Introduction

The primary conundrum in treatment and management of early stage estrogen receptor positive (ER+) breast cancer (BCa) is identifying which of these cancers are candidates for adjuvant chemotherapy and which patients will respond to hormonal therapy alone. ODX and other gene expression tests have allowed for distinguishing the more aggressive ER+ BCa requiring adjuvant chemotherapy from the less aggressive cancer benefiting from hormonal therapy alone. However these gene expression tests tend to be expensive, tissue destructive and require physical shipping of tissue blocks for the test to be done. Interestingly BCa grade in these tumors has been shown to be highly correlated with the ODX risk score1,2,3. Unfortunately studies have shown that Bloom Richarsdon (BR) grade determined by pathologists can be highly variable4. The three constituent categories within the BR grading system are mitotic index, tubule formation and nuclear pleomorphism. Tubule formation is defined as the percentage of cancer tissue that still contains normal tubules. According to Elston and Ellis guidelines5, tumor cell clusters with glandular formation are also counted (Fig. 1 shows some examples of tubule delineations for low and high risk BCa). Tubule scoring is determined by estimating tubule area and assigning to one of three categories: (i) >75%, (ii) between 10–75%, and (iii) <10%. However, this estimation is highly influenced by experience of the pathologist. Additionally, previous studies have shown the correlation between manually determined tubule score and ER+ breast cancer prognosis and ODX risk categories6,7.

Figure 1
figure 1

Breast Cancer tissue showing (left) high and (right) low tubule formation.

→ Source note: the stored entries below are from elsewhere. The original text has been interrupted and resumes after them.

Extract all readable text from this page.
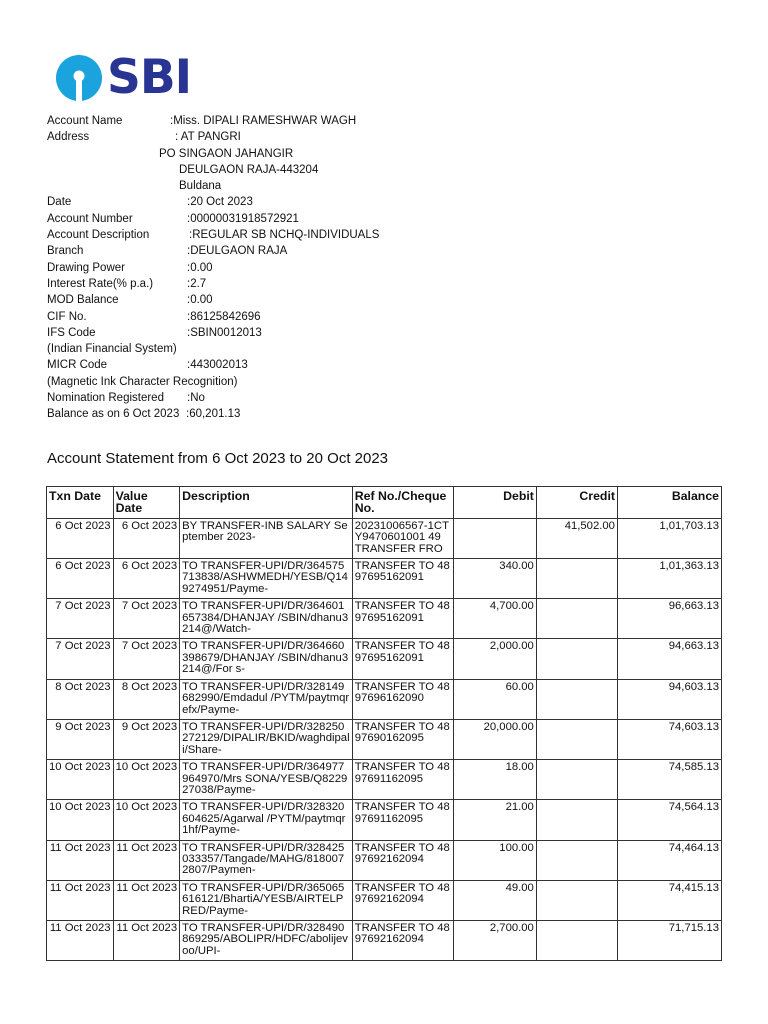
SBI
Account Name	:Miss. DIPALI RAMESHWAR WAGH
Address	: AT PANGRI
PO SINGAON JAHANGIR
DEULGAON RAJA-443204
Buldana
Date	:20 Oct 2023
Account Number	:00000031918572921
Account Description	:REGULAR SB NCHQ-INDIVIDUALS
Branch	:DEULGAON RAJA
Drawing Power	:0.00
Interest Rate(% p.a.)	:2.7
MOD Balance	:0.00
CIF No.	:86125842696
IFS Code	:SBIN0012013
(Indian Financial System)
MICR Code	:443002013
(Magnetic Ink Character Recognition)
Nomination Registered :No
Balance as on 6 Oct 2023 :60,201.13
Account Statement from 6 Oct 2023 to 20 Oct 2023
Txn Date	Value Date	Description	Ref No./Cheque No.	Debit	Credit	Balance
6 Oct 2023	6 Oct 2023	BY TRANSFER-INB SALARY September 2023-	20231006567-1CTY9470601001 49 TRANSFER FRO		41,502.00	1,01,703.13
6 Oct 2023	6 Oct 2023	TO TRANSFER-UPI/DR/364575713838/ASHWMEDH/YESB/Q149274951/Payme-	TRANSFER TO 4897695162091	340.00		1,01,363.13
7 Oct 2023	7 Oct 2023	TO TRANSFER-UPI/DR/364601657384/DHANJAY /SBIN/dhanu3214@/Watch-	TRANSFER TO 4897695162091	4,700.00		96,663.13
7 Oct 2023	7 Oct 2023	TO TRANSFER-UPI/DR/364660398679/DHANJAY /SBIN/dhanu3214@/For s-	TRANSFER TO 4897695162091	2,000.00		94,663.13
8 Oct 2023	8 Oct 2023	TO TRANSFER-UPI/DR/328149682990/Emdadul /PYTM/paytmqrefx/Payme-	TRANSFER TO 4897696162090	60.00		94,603.13
9 Oct 2023	9 Oct 2023	TO TRANSFER-UPI/DR/328250272129/DIPALIR/BKID/waghdipali/Share-	TRANSFER TO 4897690162095	20,000.00		74,603.13
10 Oct 2023	10 Oct 2023	TO TRANSFER-UPI/DR/364977964970/Mrs SONA/YESB/Q822927038/Payme-	TRANSFER TO 4897691162095	18.00		74,585.13
10 Oct 2023	10 Oct 2023	TO TRANSFER-UPI/DR/328320604625/Agarwal /PYTM/paytmqr1hf/Payme-	TRANSFER TO 4897691162095	21.00		74,564.13
11 Oct 2023	11 Oct 2023	TO TRANSFER-UPI/DR/328425033357/Tangade/MAHG/8180072807/Paymen-	TRANSFER TO 4897692162094	100.00		74,464.13
11 Oct 2023	11 Oct 2023	TO TRANSFER-UPI/DR/365065616121/BhartiA/YESB/AIRTELPRED/Payme-	TRANSFER TO 4897692162094	49.00		74,415.13
11 Oct 2023	11 Oct 2023	TO TRANSFER-UPI/DR/328490869295/ABOLIPR/HDFC/abolijevoo/UPI-	TRANSFER TO 4897692162094	2,700.00		71,715.13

Lumen is delineated by blue lines. Tubules are delineated by orange lines, where nuclei inside these boundaries represent the tubule nuclei used in our approach. Green and red dots correspond to nuclei candidates classified as tubule or non-tubule nuclei by our DNN classifier. In the high ODX (right) image, the cells have lost their capacity to form tubules with a rounded lumen.

Since histologic criteria (such as tubule, nuclei pleomorphism, and mitotic activity) are used in pathological grading systems, several works using automated extraction algorithms have been proposed to quantify such criteria8. Tubule detection has been previously addressed in the literature9,10,11. Typically these approaches focus on the identification of tubule lumen (see Fig. 1). Strategies focused on identifying tubules based off the lumen present a couple of challenges. Firstly the shape and size variability of the gland lumen makes accurate modeling of the tubules difficult. Secondly several structures, besides tubules, also contain lumen, i.e., blood vessels and other types of glands. Morphological operators have been used to connect proximal cancerous cells and generate blob structures9. These blobs were identified as tubules when they were found to be surrounding a white space or lumen. Another approach using the O’Callaghan neighborhood graph to impose structural constraints on lumen, allowed for identification of true lumen with an accuracy of 86%10. An accuracy of 89% was obtained in the classification task of low (tubular BR score 2 and 3) and high tubule formation (tubular BR score 1). A similar strategy, using k-means to identify lumen followed by a level set based segmentation approach enabled the identification of the surrounding nuclei layer11.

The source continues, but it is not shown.